Internet blackout extended to neighboring
Francophone towns
Mbanga in the Littoral now also suffers
internet blackout. Sources say government is also contemplating cutting
internet in Mbouda and Bafoussam in the West region.
By Doh Bertrand Nua in Kumba
In an attempt to completely deprive
denizens of west Cameroon of internet connection, the government has extended
internet blackout in francophone towns sharing borders with Anglophone
Cameroon. This is the case of Mbanga in the Littoral region, which is very close
to Kumba and Muyuka in the South West region.
According
to what this reporter gathered, the internet connection was cut in Mbanga
because frontline activists advocating for federation and/or secession are
leaving Kumba and crossing over to Mbanga to access the internet and spread
propaganda on the ongoing Anglophone struggle.
The
short distance between Kumba and Mbanga passing through the Reunification
Railway Line that links Littoral and SW was considered by these activists as a
ready solution to the problem of internet blackout in West Cameroon, until
early this week when it was cut.
Authorities
who are seemingly monitoring from every angle discovered early enough that
Mbanga in Littoral was becoming a habitat for social media fanatics who have taken
the Anglophone struggle personal. This reporter also gathered that social media
activists of the Anglophone struggle have like Spartans who die but never
surrender been moving over to the economic capital, Douala, just to get
connected to the internet and realize their objectives on the fight.
It
is a similar situation in the Northwest region as this reporter learnt many
inhabitants of Bamenda have been flooding Mbouda and Bafoussam in the West
region just to access the internet. There are speculations that in the days
ahead there will be internet blackout in Mbouda and Bafoussam.
Many
have interpreted this migration from West Cameroon to neighboring towns in
French Cameroon just to access internet as a way to show to the government how
determined and how far supporters of the Anglophone struggle can go.

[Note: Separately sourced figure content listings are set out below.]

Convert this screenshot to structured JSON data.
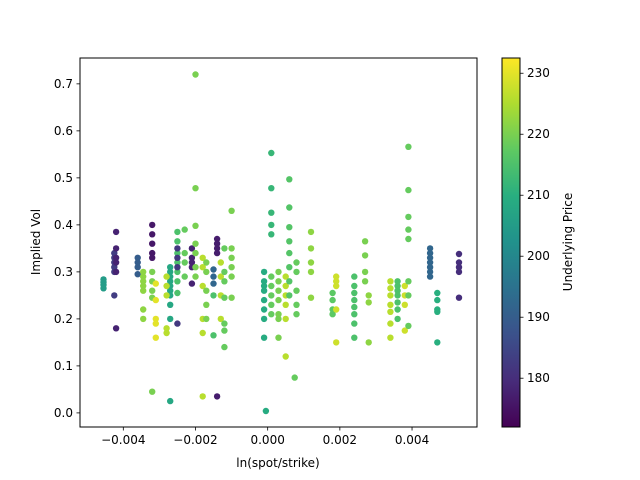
{
  "chart_data": {
    "type": "scatter",
    "title": "",
    "xlabel": "ln(spot/strike)",
    "ylabel": "Implied Vol",
    "colorbar_label": "Underlying Price",
    "colormap": "viridis",
    "xlim": [
      -0.0052,
      0.0058
    ],
    "ylim": [
      -0.03,
      0.755
    ],
    "clim": [
      172,
      232.5
    ],
    "xticks": [
      -0.004,
      -0.002,
      0.0,
      0.002,
      0.004
    ],
    "xtick_labels": [
      "−0.004",
      "−0.002",
      "0.000",
      "0.002",
      "0.004"
    ],
    "yticks": [
      0.0,
      0.1,
      0.2,
      0.3,
      0.4,
      0.5,
      0.6,
      0.7
    ],
    "ytick_labels": [
      "0.0",
      "0.1",
      "0.2",
      "0.3",
      "0.4",
      "0.5",
      "0.6",
      "0.7"
    ],
    "cticks": [
      180,
      190,
      200,
      210,
      220,
      230
    ],
    "ctick_labels": [
      "180",
      "190",
      "200",
      "210",
      "220",
      "230"
    ],
    "grid": false,
    "legend": "none",
    "points": [
      {
        "x": -0.00455,
        "y": 0.265,
        "c": 205
      },
      {
        "x": -0.00455,
        "y": 0.272,
        "c": 205
      },
      {
        "x": -0.00455,
        "y": 0.278,
        "c": 205
      },
      {
        "x": -0.00455,
        "y": 0.284,
        "c": 205
      },
      {
        "x": -0.00425,
        "y": 0.3,
        "c": 183
      },
      {
        "x": -0.00425,
        "y": 0.31,
        "c": 183
      },
      {
        "x": -0.00425,
        "y": 0.32,
        "c": 183
      },
      {
        "x": -0.00425,
        "y": 0.33,
        "c": 183
      },
      {
        "x": -0.00425,
        "y": 0.34,
        "c": 183
      },
      {
        "x": -0.00425,
        "y": 0.25,
        "c": 183
      },
      {
        "x": -0.0042,
        "y": 0.385,
        "c": 178
      },
      {
        "x": -0.0042,
        "y": 0.35,
        "c": 178
      },
      {
        "x": -0.0042,
        "y": 0.33,
        "c": 178
      },
      {
        "x": -0.0042,
        "y": 0.32,
        "c": 178
      },
      {
        "x": -0.0042,
        "y": 0.3,
        "c": 178
      },
      {
        "x": -0.0042,
        "y": 0.18,
        "c": 178
      },
      {
        "x": -0.0036,
        "y": 0.33,
        "c": 190
      },
      {
        "x": -0.0036,
        "y": 0.32,
        "c": 190
      },
      {
        "x": -0.0036,
        "y": 0.31,
        "c": 190
      },
      {
        "x": -0.0036,
        "y": 0.295,
        "c": 190
      },
      {
        "x": -0.00345,
        "y": 0.26,
        "c": 222
      },
      {
        "x": -0.00345,
        "y": 0.27,
        "c": 222
      },
      {
        "x": -0.00345,
        "y": 0.28,
        "c": 222
      },
      {
        "x": -0.00345,
        "y": 0.29,
        "c": 222
      },
      {
        "x": -0.00345,
        "y": 0.3,
        "c": 222
      },
      {
        "x": -0.00345,
        "y": 0.22,
        "c": 222
      },
      {
        "x": -0.00345,
        "y": 0.2,
        "c": 222
      },
      {
        "x": -0.0032,
        "y": 0.4,
        "c": 176
      },
      {
        "x": -0.0032,
        "y": 0.38,
        "c": 176
      },
      {
        "x": -0.0032,
        "y": 0.36,
        "c": 176
      },
      {
        "x": -0.0032,
        "y": 0.34,
        "c": 176
      },
      {
        "x": -0.0032,
        "y": 0.33,
        "c": 176
      },
      {
        "x": -0.0032,
        "y": 0.3,
        "c": 220
      },
      {
        "x": -0.0032,
        "y": 0.28,
        "c": 220
      },
      {
        "x": -0.0032,
        "y": 0.26,
        "c": 220
      },
      {
        "x": -0.0032,
        "y": 0.245,
        "c": 220
      },
      {
        "x": -0.0032,
        "y": 0.045,
        "c": 220
      },
      {
        "x": -0.0031,
        "y": 0.2,
        "c": 230
      },
      {
        "x": -0.0031,
        "y": 0.19,
        "c": 230
      },
      {
        "x": -0.0031,
        "y": 0.16,
        "c": 230
      },
      {
        "x": -0.0031,
        "y": 0.24,
        "c": 230
      },
      {
        "x": -0.0031,
        "y": 0.275,
        "c": 230
      },
      {
        "x": -0.0027,
        "y": 0.31,
        "c": 208
      },
      {
        "x": -0.0027,
        "y": 0.3,
        "c": 208
      },
      {
        "x": -0.0027,
        "y": 0.29,
        "c": 208
      },
      {
        "x": -0.0027,
        "y": 0.28,
        "c": 208
      },
      {
        "x": -0.0027,
        "y": 0.27,
        "c": 208
      },
      {
        "x": -0.0027,
        "y": 0.26,
        "c": 208
      },
      {
        "x": -0.0027,
        "y": 0.25,
        "c": 208
      },
      {
        "x": -0.0027,
        "y": 0.23,
        "c": 208
      },
      {
        "x": -0.0027,
        "y": 0.2,
        "c": 208
      },
      {
        "x": -0.0027,
        "y": 0.025,
        "c": 208
      },
      {
        "x": -0.0028,
        "y": 0.29,
        "c": 226
      },
      {
        "x": -0.0028,
        "y": 0.27,
        "c": 226
      },
      {
        "x": -0.0028,
        "y": 0.25,
        "c": 226
      },
      {
        "x": -0.0028,
        "y": 0.18,
        "c": 226
      },
      {
        "x": -0.0028,
        "y": 0.17,
        "c": 226
      },
      {
        "x": -0.0025,
        "y": 0.385,
        "c": 215
      },
      {
        "x": -0.0025,
        "y": 0.365,
        "c": 215
      },
      {
        "x": -0.0025,
        "y": 0.34,
        "c": 215
      },
      {
        "x": -0.0025,
        "y": 0.32,
        "c": 215
      },
      {
        "x": -0.0025,
        "y": 0.3,
        "c": 215
      },
      {
        "x": -0.0025,
        "y": 0.28,
        "c": 215
      },
      {
        "x": -0.0025,
        "y": 0.255,
        "c": 215
      },
      {
        "x": -0.0025,
        "y": 0.35,
        "c": 182
      },
      {
        "x": -0.0025,
        "y": 0.33,
        "c": 182
      },
      {
        "x": -0.0025,
        "y": 0.31,
        "c": 182
      },
      {
        "x": -0.0025,
        "y": 0.19,
        "c": 182
      },
      {
        "x": -0.0023,
        "y": 0.39,
        "c": 218
      },
      {
        "x": -0.0023,
        "y": 0.34,
        "c": 218
      },
      {
        "x": -0.0023,
        "y": 0.32,
        "c": 218
      },
      {
        "x": -0.0023,
        "y": 0.29,
        "c": 218
      },
      {
        "x": -0.0021,
        "y": 0.35,
        "c": 178
      },
      {
        "x": -0.0021,
        "y": 0.33,
        "c": 178
      },
      {
        "x": -0.0021,
        "y": 0.32,
        "c": 178
      },
      {
        "x": -0.0021,
        "y": 0.31,
        "c": 178
      },
      {
        "x": -0.0021,
        "y": 0.275,
        "c": 178
      },
      {
        "x": -0.002,
        "y": 0.72,
        "c": 220
      },
      {
        "x": -0.002,
        "y": 0.478,
        "c": 220
      },
      {
        "x": -0.002,
        "y": 0.398,
        "c": 220
      },
      {
        "x": -0.002,
        "y": 0.36,
        "c": 220
      },
      {
        "x": -0.002,
        "y": 0.34,
        "c": 220
      },
      {
        "x": -0.002,
        "y": 0.31,
        "c": 220
      },
      {
        "x": -0.002,
        "y": 0.29,
        "c": 220
      },
      {
        "x": -0.0018,
        "y": 0.33,
        "c": 226
      },
      {
        "x": -0.0018,
        "y": 0.31,
        "c": 226
      },
      {
        "x": -0.0018,
        "y": 0.27,
        "c": 226
      },
      {
        "x": -0.0018,
        "y": 0.2,
        "c": 226
      },
      {
        "x": -0.0018,
        "y": 0.17,
        "c": 226
      },
      {
        "x": -0.0018,
        "y": 0.035,
        "c": 226
      },
      {
        "x": -0.0017,
        "y": 0.32,
        "c": 220
      },
      {
        "x": -0.0017,
        "y": 0.3,
        "c": 220
      },
      {
        "x": -0.0017,
        "y": 0.26,
        "c": 220
      },
      {
        "x": -0.0017,
        "y": 0.23,
        "c": 220
      },
      {
        "x": -0.0017,
        "y": 0.2,
        "c": 220
      },
      {
        "x": -0.0015,
        "y": 0.305,
        "c": 192
      },
      {
        "x": -0.0015,
        "y": 0.29,
        "c": 192
      },
      {
        "x": -0.0015,
        "y": 0.275,
        "c": 192
      },
      {
        "x": -0.0015,
        "y": 0.25,
        "c": 215
      },
      {
        "x": -0.0015,
        "y": 0.165,
        "c": 215
      },
      {
        "x": -0.0014,
        "y": 0.37,
        "c": 177
      },
      {
        "x": -0.0014,
        "y": 0.36,
        "c": 177
      },
      {
        "x": -0.0014,
        "y": 0.35,
        "c": 177
      },
      {
        "x": -0.0014,
        "y": 0.34,
        "c": 177
      },
      {
        "x": -0.0014,
        "y": 0.035,
        "c": 177
      },
      {
        "x": -0.0013,
        "y": 0.32,
        "c": 226
      },
      {
        "x": -0.0013,
        "y": 0.29,
        "c": 226
      },
      {
        "x": -0.0013,
        "y": 0.25,
        "c": 226
      },
      {
        "x": -0.0013,
        "y": 0.2,
        "c": 226
      },
      {
        "x": -0.0012,
        "y": 0.35,
        "c": 218
      },
      {
        "x": -0.0012,
        "y": 0.3,
        "c": 218
      },
      {
        "x": -0.0012,
        "y": 0.28,
        "c": 218
      },
      {
        "x": -0.0012,
        "y": 0.245,
        "c": 218
      },
      {
        "x": -0.0012,
        "y": 0.19,
        "c": 218
      },
      {
        "x": -0.0012,
        "y": 0.175,
        "c": 218
      },
      {
        "x": -0.0012,
        "y": 0.14,
        "c": 218
      },
      {
        "x": -0.001,
        "y": 0.43,
        "c": 220
      },
      {
        "x": -0.001,
        "y": 0.35,
        "c": 220
      },
      {
        "x": -0.001,
        "y": 0.33,
        "c": 220
      },
      {
        "x": -0.001,
        "y": 0.31,
        "c": 220
      },
      {
        "x": -0.001,
        "y": 0.29,
        "c": 220
      },
      {
        "x": -0.001,
        "y": 0.245,
        "c": 220
      },
      {
        "x": -0.0001,
        "y": 0.3,
        "c": 209
      },
      {
        "x": -0.0001,
        "y": 0.28,
        "c": 209
      },
      {
        "x": -0.0001,
        "y": 0.27,
        "c": 209
      },
      {
        "x": -0.0001,
        "y": 0.26,
        "c": 209
      },
      {
        "x": -0.0001,
        "y": 0.24,
        "c": 209
      },
      {
        "x": -0.0001,
        "y": 0.22,
        "c": 209
      },
      {
        "x": -0.0001,
        "y": 0.2,
        "c": 209
      },
      {
        "x": -0.0001,
        "y": 0.16,
        "c": 209
      },
      {
        "x": -5e-05,
        "y": 0.004,
        "c": 209
      },
      {
        "x": 0.0001,
        "y": 0.553,
        "c": 212
      },
      {
        "x": 0.0001,
        "y": 0.478,
        "c": 212
      },
      {
        "x": 0.0001,
        "y": 0.426,
        "c": 212
      },
      {
        "x": 0.0001,
        "y": 0.4,
        "c": 212
      },
      {
        "x": 0.0001,
        "y": 0.38,
        "c": 212
      },
      {
        "x": 0.0001,
        "y": 0.29,
        "c": 218
      },
      {
        "x": 0.0001,
        "y": 0.27,
        "c": 218
      },
      {
        "x": 0.0001,
        "y": 0.25,
        "c": 218
      },
      {
        "x": 0.0001,
        "y": 0.23,
        "c": 218
      },
      {
        "x": 0.0001,
        "y": 0.21,
        "c": 218
      },
      {
        "x": 0.0003,
        "y": 0.3,
        "c": 220
      },
      {
        "x": 0.0003,
        "y": 0.28,
        "c": 220
      },
      {
        "x": 0.0003,
        "y": 0.26,
        "c": 220
      },
      {
        "x": 0.0003,
        "y": 0.24,
        "c": 220
      },
      {
        "x": 0.0003,
        "y": 0.21,
        "c": 220
      },
      {
        "x": 0.0003,
        "y": 0.2,
        "c": 220
      },
      {
        "x": 0.0003,
        "y": 0.16,
        "c": 220
      },
      {
        "x": 0.0005,
        "y": 0.29,
        "c": 226
      },
      {
        "x": 0.0005,
        "y": 0.27,
        "c": 226
      },
      {
        "x": 0.0005,
        "y": 0.25,
        "c": 226
      },
      {
        "x": 0.0005,
        "y": 0.23,
        "c": 226
      },
      {
        "x": 0.0005,
        "y": 0.2,
        "c": 226
      },
      {
        "x": 0.0005,
        "y": 0.12,
        "c": 226
      },
      {
        "x": 0.0006,
        "y": 0.497,
        "c": 216
      },
      {
        "x": 0.0006,
        "y": 0.437,
        "c": 216
      },
      {
        "x": 0.0006,
        "y": 0.395,
        "c": 216
      },
      {
        "x": 0.0006,
        "y": 0.365,
        "c": 216
      },
      {
        "x": 0.0006,
        "y": 0.34,
        "c": 216
      },
      {
        "x": 0.0006,
        "y": 0.31,
        "c": 216
      },
      {
        "x": 0.0006,
        "y": 0.28,
        "c": 216
      },
      {
        "x": 0.0006,
        "y": 0.25,
        "c": 216
      },
      {
        "x": 0.0008,
        "y": 0.32,
        "c": 218
      },
      {
        "x": 0.0008,
        "y": 0.3,
        "c": 218
      },
      {
        "x": 0.0008,
        "y": 0.26,
        "c": 218
      },
      {
        "x": 0.0008,
        "y": 0.23,
        "c": 218
      },
      {
        "x": 0.0008,
        "y": 0.21,
        "c": 218
      },
      {
        "x": 0.00075,
        "y": 0.075,
        "c": 218
      },
      {
        "x": 0.0012,
        "y": 0.385,
        "c": 222
      },
      {
        "x": 0.0012,
        "y": 0.35,
        "c": 222
      },
      {
        "x": 0.0012,
        "y": 0.32,
        "c": 222
      },
      {
        "x": 0.0012,
        "y": 0.3,
        "c": 222
      },
      {
        "x": 0.0012,
        "y": 0.245,
        "c": 222
      },
      {
        "x": 0.0018,
        "y": 0.255,
        "c": 217
      },
      {
        "x": 0.0018,
        "y": 0.24,
        "c": 217
      },
      {
        "x": 0.0018,
        "y": 0.22,
        "c": 217
      },
      {
        "x": 0.0018,
        "y": 0.21,
        "c": 217
      },
      {
        "x": 0.0019,
        "y": 0.29,
        "c": 228
      },
      {
        "x": 0.0019,
        "y": 0.28,
        "c": 228
      },
      {
        "x": 0.0019,
        "y": 0.27,
        "c": 228
      },
      {
        "x": 0.0019,
        "y": 0.22,
        "c": 228
      },
      {
        "x": 0.0019,
        "y": 0.15,
        "c": 228
      },
      {
        "x": 0.0024,
        "y": 0.29,
        "c": 215
      },
      {
        "x": 0.0024,
        "y": 0.27,
        "c": 215
      },
      {
        "x": 0.0024,
        "y": 0.255,
        "c": 215
      },
      {
        "x": 0.0024,
        "y": 0.24,
        "c": 215
      },
      {
        "x": 0.0024,
        "y": 0.225,
        "c": 215
      },
      {
        "x": 0.0024,
        "y": 0.21,
        "c": 215
      },
      {
        "x": 0.0024,
        "y": 0.19,
        "c": 215
      },
      {
        "x": 0.0024,
        "y": 0.16,
        "c": 215
      },
      {
        "x": 0.0027,
        "y": 0.365,
        "c": 220
      },
      {
        "x": 0.0027,
        "y": 0.335,
        "c": 220
      },
      {
        "x": 0.0027,
        "y": 0.3,
        "c": 220
      },
      {
        "x": 0.0027,
        "y": 0.28,
        "c": 220
      },
      {
        "x": 0.0028,
        "y": 0.25,
        "c": 222
      },
      {
        "x": 0.0028,
        "y": 0.235,
        "c": 222
      },
      {
        "x": 0.0028,
        "y": 0.15,
        "c": 222
      },
      {
        "x": 0.0034,
        "y": 0.28,
        "c": 226
      },
      {
        "x": 0.0034,
        "y": 0.265,
        "c": 226
      },
      {
        "x": 0.0034,
        "y": 0.25,
        "c": 226
      },
      {
        "x": 0.0034,
        "y": 0.23,
        "c": 226
      },
      {
        "x": 0.0034,
        "y": 0.215,
        "c": 226
      },
      {
        "x": 0.0034,
        "y": 0.19,
        "c": 226
      },
      {
        "x": 0.0034,
        "y": 0.16,
        "c": 226
      },
      {
        "x": 0.0036,
        "y": 0.28,
        "c": 215
      },
      {
        "x": 0.0036,
        "y": 0.27,
        "c": 215
      },
      {
        "x": 0.0036,
        "y": 0.26,
        "c": 215
      },
      {
        "x": 0.0036,
        "y": 0.25,
        "c": 215
      },
      {
        "x": 0.0036,
        "y": 0.235,
        "c": 215
      },
      {
        "x": 0.0036,
        "y": 0.22,
        "c": 215
      },
      {
        "x": 0.0036,
        "y": 0.2,
        "c": 215
      },
      {
        "x": 0.0038,
        "y": 0.27,
        "c": 228
      },
      {
        "x": 0.0038,
        "y": 0.25,
        "c": 228
      },
      {
        "x": 0.0038,
        "y": 0.23,
        "c": 228
      },
      {
        "x": 0.0038,
        "y": 0.175,
        "c": 228
      },
      {
        "x": 0.0039,
        "y": 0.566,
        "c": 218
      },
      {
        "x": 0.0039,
        "y": 0.474,
        "c": 218
      },
      {
        "x": 0.0039,
        "y": 0.417,
        "c": 218
      },
      {
        "x": 0.0039,
        "y": 0.39,
        "c": 218
      },
      {
        "x": 0.0039,
        "y": 0.37,
        "c": 218
      },
      {
        "x": 0.0039,
        "y": 0.28,
        "c": 218
      },
      {
        "x": 0.0039,
        "y": 0.25,
        "c": 218
      },
      {
        "x": 0.0039,
        "y": 0.185,
        "c": 218
      },
      {
        "x": 0.0045,
        "y": 0.35,
        "c": 192
      },
      {
        "x": 0.0045,
        "y": 0.34,
        "c": 192
      },
      {
        "x": 0.0045,
        "y": 0.33,
        "c": 192
      },
      {
        "x": 0.0045,
        "y": 0.32,
        "c": 192
      },
      {
        "x": 0.0045,
        "y": 0.31,
        "c": 192
      },
      {
        "x": 0.0045,
        "y": 0.3,
        "c": 192
      },
      {
        "x": 0.0045,
        "y": 0.29,
        "c": 192
      },
      {
        "x": 0.0047,
        "y": 0.255,
        "c": 210
      },
      {
        "x": 0.0047,
        "y": 0.24,
        "c": 210
      },
      {
        "x": 0.0047,
        "y": 0.22,
        "c": 210
      },
      {
        "x": 0.0047,
        "y": 0.215,
        "c": 210
      },
      {
        "x": 0.0047,
        "y": 0.15,
        "c": 210
      },
      {
        "x": 0.0053,
        "y": 0.338,
        "c": 180
      },
      {
        "x": 0.0053,
        "y": 0.32,
        "c": 180
      },
      {
        "x": 0.0053,
        "y": 0.31,
        "c": 180
      },
      {
        "x": 0.0053,
        "y": 0.3,
        "c": 180
      },
      {
        "x": 0.0053,
        "y": 0.245,
        "c": 180
      }
    ]
  }
}
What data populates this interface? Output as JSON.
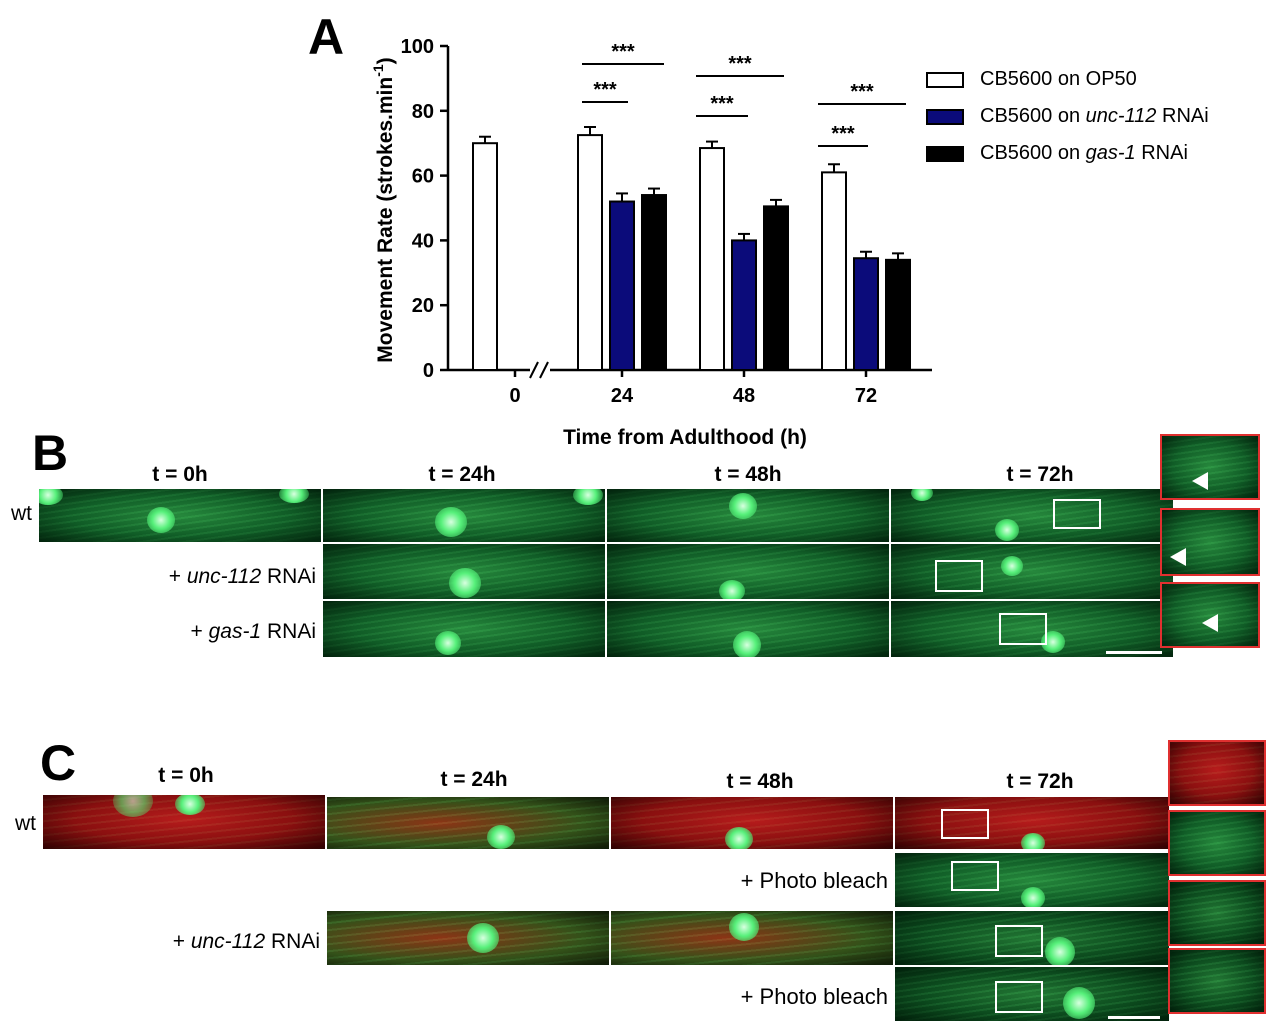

Others have simply interpreted the internet
shutdown to mean the beginning of the restoration of the sovereignty of
Southern Cameroons, which is now completely cut-off from the rest of the
country.
Apart from internet shutdown in NW and SW, the
Ministry of Post and Telecommunications (MINPOSTEL) has been sensitizing the
populations through SMS messages to desist from posting false information on
the social media.
"Dear
subscriber you may be sentenced to 20 years in prison if found guilty of
slander or propagating false declarations on the social media", reads the
SMS by MINPOSTEL.
Reports
say in its desperate move to stop Anglophone activists using the social media,
police and gendarmes stationed along the Bamenda-Mbouda highway are now
controlling and seizing the phones of passengers, especially the youths.